# Yamaha Advantage with miniDSP Hardware



## Pastor GH (Aug 30, 2017)

I have a Yamaha Advantage RX-A 3050 that uses YPAO, not YPAO R.S.C. I will be setting up my Home Theater as an 11.4 configuration with all Klipsch speakers and subs. 

In researching your recommendations I can see how the miniDSP 2X4HD would be a good tool to set up the four subwoofers. From what I can see that setup from the receiver seems very straightforward.

I noticed in reading your articles that 2X4HD/DDRC-24 and/or nanoDVR HD would be an excellent addition to setting up my speaker system further after using YPAO. I have done a lot of reading and for the life of me I am having difficulty in how to set up the hardware if I even need it.

The UMIK-1 seems simple enough but setting up the miniDSP 2X4HD with DDRC-24 or the nanoAVR HD is somewhat confusing. Remember, Baptist Pastor - Bible is not a problem and I am getting the hang of some of the audio but I really have a lot of learning to do.

I would like to know what the best setup might be with my receiver.Would it be good to use the UMIK-1 with REW to tweek the system after using YPAO?

Since the 2X4HD has a Toslink input I am wondering if that is the best way to connect everything from the Yamaha. The Yamaha does not have RCA jacks for every speaker output to connect to the 2X4HD unless I am missing something. I do realize you cannot connect every speakers' output to the 2X4HD at the same time via RCA.

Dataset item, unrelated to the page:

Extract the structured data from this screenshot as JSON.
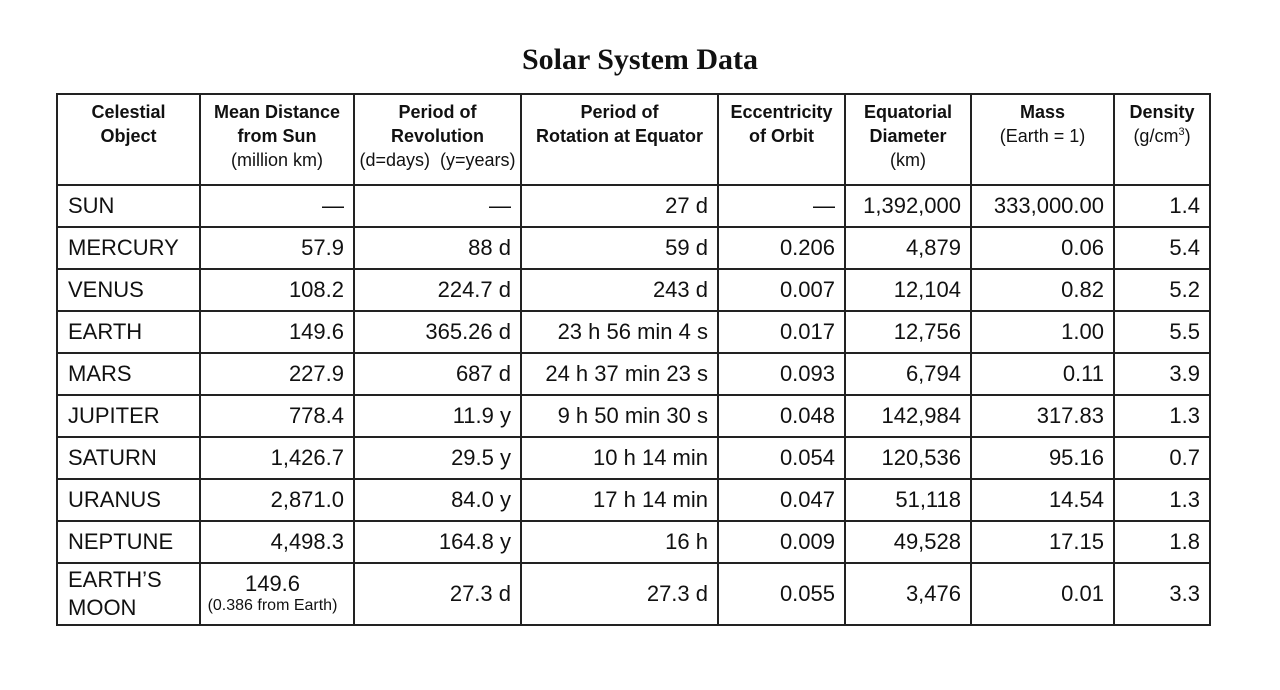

Obviously, I realize I can only work on two speakers at a time while using the 2X4HD.

The bottom line is I am essentially trying to tweak my 11 speakers after running YPAO. Then use the 2X4HD for the subs.

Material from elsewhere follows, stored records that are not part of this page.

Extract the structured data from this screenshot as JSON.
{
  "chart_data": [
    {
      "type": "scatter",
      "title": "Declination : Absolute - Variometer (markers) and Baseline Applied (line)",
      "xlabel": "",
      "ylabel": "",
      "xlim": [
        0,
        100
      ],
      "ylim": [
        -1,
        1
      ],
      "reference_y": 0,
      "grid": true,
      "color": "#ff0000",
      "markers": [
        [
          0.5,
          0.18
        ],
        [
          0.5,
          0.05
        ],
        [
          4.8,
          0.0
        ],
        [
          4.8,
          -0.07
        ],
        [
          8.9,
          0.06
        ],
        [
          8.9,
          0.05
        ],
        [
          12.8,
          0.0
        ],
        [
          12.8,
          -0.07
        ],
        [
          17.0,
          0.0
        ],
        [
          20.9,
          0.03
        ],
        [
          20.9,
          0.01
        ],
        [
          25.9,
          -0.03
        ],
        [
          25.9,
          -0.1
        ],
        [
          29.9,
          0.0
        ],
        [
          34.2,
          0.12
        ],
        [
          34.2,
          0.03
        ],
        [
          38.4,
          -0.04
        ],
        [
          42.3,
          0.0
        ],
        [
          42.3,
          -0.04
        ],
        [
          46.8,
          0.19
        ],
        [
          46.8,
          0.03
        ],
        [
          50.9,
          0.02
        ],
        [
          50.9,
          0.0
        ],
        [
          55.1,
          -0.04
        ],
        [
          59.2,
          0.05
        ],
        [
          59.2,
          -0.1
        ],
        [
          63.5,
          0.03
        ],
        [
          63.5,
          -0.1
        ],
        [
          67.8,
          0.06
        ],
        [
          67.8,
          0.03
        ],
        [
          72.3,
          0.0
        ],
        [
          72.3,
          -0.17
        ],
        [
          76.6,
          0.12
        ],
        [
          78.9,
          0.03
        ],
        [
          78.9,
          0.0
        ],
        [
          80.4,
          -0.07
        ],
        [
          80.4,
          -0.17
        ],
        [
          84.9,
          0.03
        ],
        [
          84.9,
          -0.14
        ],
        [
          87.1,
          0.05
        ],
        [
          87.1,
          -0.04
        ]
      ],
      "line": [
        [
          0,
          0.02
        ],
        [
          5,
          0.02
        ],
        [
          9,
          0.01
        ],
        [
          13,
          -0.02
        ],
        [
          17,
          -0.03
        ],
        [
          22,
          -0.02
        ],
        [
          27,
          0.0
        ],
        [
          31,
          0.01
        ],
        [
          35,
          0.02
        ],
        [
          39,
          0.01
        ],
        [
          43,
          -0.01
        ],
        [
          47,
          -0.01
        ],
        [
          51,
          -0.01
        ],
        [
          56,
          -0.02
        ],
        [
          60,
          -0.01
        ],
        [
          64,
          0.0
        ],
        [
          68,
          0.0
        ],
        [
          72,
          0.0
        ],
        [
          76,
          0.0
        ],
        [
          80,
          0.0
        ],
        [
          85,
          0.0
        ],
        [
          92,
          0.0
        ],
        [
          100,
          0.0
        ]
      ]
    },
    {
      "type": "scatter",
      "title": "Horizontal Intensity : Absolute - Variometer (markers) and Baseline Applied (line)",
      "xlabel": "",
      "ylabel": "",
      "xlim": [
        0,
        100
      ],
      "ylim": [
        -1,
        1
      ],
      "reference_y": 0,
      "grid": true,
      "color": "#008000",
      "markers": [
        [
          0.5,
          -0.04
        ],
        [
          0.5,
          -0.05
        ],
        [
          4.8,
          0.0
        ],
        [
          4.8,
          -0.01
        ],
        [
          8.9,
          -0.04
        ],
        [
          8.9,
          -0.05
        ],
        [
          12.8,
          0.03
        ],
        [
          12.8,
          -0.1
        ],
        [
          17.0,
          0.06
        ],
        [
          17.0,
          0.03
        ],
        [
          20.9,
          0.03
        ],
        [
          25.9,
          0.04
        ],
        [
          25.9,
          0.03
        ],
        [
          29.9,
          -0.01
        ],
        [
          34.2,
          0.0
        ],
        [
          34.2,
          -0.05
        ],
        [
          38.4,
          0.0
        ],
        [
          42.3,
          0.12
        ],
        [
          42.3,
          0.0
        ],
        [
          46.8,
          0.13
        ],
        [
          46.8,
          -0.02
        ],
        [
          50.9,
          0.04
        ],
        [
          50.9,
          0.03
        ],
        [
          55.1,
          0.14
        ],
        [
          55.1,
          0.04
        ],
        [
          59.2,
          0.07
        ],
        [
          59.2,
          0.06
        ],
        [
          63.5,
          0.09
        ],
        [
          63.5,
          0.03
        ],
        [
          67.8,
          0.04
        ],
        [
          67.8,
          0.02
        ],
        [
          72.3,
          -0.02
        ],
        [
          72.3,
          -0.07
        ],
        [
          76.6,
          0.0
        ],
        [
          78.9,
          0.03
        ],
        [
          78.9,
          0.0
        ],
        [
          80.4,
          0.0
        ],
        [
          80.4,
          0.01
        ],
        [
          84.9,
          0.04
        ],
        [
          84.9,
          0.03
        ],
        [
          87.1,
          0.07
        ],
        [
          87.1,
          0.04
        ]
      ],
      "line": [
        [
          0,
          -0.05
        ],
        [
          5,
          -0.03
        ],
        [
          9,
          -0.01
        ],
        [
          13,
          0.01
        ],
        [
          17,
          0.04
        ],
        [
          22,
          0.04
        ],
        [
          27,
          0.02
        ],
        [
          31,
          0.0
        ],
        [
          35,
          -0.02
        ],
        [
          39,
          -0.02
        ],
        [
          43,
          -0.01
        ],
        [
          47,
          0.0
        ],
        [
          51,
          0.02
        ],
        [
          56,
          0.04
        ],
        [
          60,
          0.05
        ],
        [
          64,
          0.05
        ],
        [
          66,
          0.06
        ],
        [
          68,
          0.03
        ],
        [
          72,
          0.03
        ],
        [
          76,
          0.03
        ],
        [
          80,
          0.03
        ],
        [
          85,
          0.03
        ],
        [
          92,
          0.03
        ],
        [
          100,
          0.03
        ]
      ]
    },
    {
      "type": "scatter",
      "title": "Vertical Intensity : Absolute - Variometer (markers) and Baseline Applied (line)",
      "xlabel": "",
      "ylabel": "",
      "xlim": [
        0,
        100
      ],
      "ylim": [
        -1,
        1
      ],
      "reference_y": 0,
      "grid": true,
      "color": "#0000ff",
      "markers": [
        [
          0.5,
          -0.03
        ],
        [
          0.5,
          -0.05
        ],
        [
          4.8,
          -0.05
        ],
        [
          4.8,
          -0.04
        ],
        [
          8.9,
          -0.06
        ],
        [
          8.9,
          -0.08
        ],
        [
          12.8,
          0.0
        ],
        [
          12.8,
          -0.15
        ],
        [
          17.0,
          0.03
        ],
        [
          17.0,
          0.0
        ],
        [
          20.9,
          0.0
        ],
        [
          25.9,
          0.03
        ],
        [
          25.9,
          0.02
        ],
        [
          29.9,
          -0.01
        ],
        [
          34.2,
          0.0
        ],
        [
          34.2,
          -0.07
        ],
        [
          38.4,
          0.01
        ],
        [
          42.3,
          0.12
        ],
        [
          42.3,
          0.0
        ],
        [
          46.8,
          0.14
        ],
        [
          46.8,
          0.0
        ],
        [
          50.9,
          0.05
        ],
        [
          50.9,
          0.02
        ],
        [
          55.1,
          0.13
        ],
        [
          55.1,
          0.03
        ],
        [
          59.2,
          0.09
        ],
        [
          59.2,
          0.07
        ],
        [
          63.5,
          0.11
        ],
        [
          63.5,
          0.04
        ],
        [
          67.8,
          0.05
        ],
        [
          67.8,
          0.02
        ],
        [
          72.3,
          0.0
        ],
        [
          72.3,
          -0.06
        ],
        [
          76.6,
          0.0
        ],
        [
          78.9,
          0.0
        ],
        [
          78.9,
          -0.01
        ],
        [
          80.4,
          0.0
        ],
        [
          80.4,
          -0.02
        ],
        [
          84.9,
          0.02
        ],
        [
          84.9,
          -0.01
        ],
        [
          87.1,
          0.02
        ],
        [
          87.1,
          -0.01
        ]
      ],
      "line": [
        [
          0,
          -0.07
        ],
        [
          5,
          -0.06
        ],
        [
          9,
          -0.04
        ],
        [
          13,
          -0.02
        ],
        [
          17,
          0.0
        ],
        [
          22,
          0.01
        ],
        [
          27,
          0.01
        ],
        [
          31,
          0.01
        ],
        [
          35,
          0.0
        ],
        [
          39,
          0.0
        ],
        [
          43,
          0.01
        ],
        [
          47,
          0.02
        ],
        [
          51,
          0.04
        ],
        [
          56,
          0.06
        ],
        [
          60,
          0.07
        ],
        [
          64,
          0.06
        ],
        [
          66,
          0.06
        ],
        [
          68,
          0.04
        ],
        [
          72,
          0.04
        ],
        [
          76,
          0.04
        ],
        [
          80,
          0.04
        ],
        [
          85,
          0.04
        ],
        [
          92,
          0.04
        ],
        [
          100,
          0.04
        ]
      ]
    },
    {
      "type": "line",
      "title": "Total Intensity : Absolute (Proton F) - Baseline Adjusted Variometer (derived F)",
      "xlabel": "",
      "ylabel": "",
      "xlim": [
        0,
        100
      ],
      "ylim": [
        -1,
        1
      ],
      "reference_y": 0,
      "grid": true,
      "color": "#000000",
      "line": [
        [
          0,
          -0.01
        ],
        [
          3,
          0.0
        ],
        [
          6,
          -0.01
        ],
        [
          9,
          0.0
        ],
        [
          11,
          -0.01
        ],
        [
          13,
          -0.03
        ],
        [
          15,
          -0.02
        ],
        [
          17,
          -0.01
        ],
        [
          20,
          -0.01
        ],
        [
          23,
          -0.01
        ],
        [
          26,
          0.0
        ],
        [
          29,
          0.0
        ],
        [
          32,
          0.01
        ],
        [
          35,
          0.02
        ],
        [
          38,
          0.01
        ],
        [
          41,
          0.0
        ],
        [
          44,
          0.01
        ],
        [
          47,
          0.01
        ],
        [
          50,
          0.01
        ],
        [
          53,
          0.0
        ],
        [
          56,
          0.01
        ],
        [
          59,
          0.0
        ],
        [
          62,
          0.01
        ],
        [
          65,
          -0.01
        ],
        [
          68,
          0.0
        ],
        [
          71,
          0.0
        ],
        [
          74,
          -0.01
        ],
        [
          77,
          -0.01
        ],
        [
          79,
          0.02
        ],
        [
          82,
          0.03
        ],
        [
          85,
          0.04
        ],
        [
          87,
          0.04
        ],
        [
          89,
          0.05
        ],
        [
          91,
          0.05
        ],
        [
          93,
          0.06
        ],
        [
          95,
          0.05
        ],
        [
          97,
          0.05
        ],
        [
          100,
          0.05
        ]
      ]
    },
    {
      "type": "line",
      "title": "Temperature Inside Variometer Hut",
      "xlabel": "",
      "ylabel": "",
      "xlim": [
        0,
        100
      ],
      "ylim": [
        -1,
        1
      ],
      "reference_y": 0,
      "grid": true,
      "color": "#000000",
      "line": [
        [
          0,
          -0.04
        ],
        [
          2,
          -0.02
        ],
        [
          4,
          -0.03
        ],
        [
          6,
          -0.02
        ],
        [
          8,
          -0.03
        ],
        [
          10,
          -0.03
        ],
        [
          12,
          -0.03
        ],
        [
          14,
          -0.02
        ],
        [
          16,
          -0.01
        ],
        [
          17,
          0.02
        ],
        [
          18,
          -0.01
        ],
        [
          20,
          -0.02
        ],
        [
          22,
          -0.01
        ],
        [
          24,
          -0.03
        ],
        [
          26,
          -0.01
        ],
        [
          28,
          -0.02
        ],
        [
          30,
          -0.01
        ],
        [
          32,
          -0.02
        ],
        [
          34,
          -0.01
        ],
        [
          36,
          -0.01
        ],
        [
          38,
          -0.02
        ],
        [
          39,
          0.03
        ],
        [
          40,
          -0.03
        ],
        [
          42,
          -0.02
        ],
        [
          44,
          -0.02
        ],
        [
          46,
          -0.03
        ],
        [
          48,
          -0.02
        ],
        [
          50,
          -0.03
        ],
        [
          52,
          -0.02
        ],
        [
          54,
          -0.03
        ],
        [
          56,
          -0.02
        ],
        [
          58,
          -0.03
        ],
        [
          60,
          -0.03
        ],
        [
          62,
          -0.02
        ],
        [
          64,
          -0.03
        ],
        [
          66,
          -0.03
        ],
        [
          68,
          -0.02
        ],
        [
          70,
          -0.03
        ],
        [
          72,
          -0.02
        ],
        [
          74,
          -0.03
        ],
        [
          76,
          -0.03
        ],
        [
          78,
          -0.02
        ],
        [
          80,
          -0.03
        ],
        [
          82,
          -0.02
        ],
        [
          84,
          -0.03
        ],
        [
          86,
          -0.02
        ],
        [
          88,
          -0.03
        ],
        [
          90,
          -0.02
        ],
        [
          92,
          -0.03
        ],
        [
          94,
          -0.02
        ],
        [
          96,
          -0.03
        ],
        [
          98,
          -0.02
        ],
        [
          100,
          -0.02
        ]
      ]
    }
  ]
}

I would need to know if DDRC-24 or nanoAVR HD would even be beneficial to me.

God bless you all,

Pastor Greg Heenan
Unity Baptist Church
Baton Rouge, LA.


----------



## RTS100x5 (Sep 12, 2009)

In my opinion the MiniDSP NANOAVR DL is the way to go... with the HD series all your getting is room EQ / Xover / ...with the Dirac Live series your getting a whole new world of room optimization - all of which is done for you with just a microphone and an hour of your time...


----------



## Pastor GH (Aug 30, 2017)

Thanks for the info. Would it still balance my 4 subs?

God bless you


----------